# anyone bypass the factory alarm?



## Jasper (Apr 2, 2004)

i just ordered my new Viper 791XV (GREAT price on ebay from reputable seller) 
i've been debating on a new alarm for a while now ($3,000 in audio stuff in the car makes me want to protect it ) 

i got some quote to get the alarm professionally installed, most came in upwards of $400 (which is bullsh*t) 

one shop said "yea the alarm install's only like $250, but it'll cost you $150 to bypass the factory alarm and remote start" 

before anyone says a word "oh dont be cheap pay to get it done right blah blah blah"....keep in mind i have a very broad background in car electronics, and have installed a few alarms in different cars already (just never had to bypass a factory alarm) 

has anyone bypassed their own alarm/remote start? i need to know if anything specific has to be done...a la anything with LoJack (dont know if the car has LoJack, was told it did, but never got the lojack card from the dealership)


----------



## BlackoutSpecV (May 8, 2002)

What kind of car?

The qr25 equipped cars have a chipped ignition, I do not think that there is a way to bypass that.


----------



## Jasper (Apr 2, 2004)

BlackoutSpecV said:


> What kind of car?
> 
> The qr25 equipped cars have a chipped ignition, I do not think that there is a way to bypass that.

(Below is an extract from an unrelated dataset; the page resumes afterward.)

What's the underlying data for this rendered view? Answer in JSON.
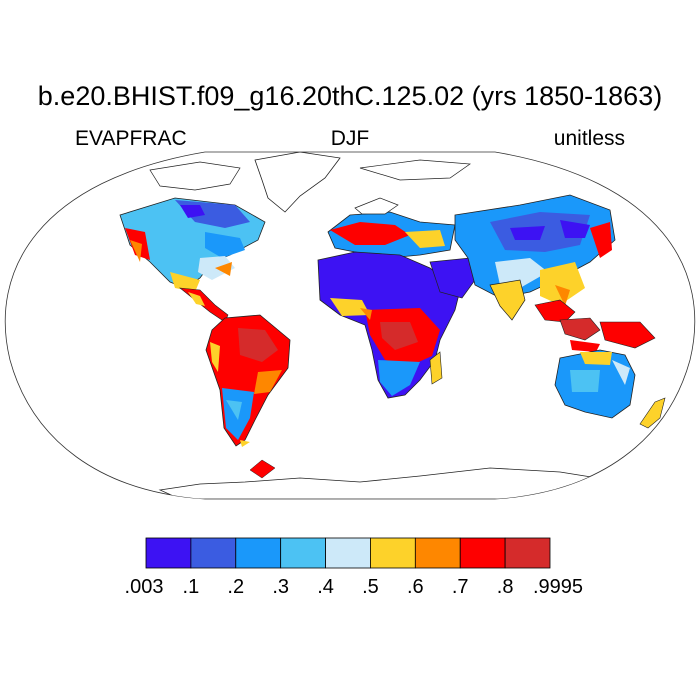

yea, there is a way to bypass that (most people use a key'n'coffin approach

its a QG18 powered car,

no chipped key, no power locks, no power windows




what i REALLY need now is a wiring schematic *HINTchimmikeHINT*...i know you must have one


----------



## CorNut (Apr 6, 2003)

I have a SpecV and I don't see yours being too different, I bought my 791XV for $210 shipped off of ebay and the install cost me $150 from a local guy that works at a shop(on his own time)... by the way if I choose to, the stock alarm still works too... so no it doesn't need bypassed, and if you don't have a chipped key there is nothing else you should need...


----------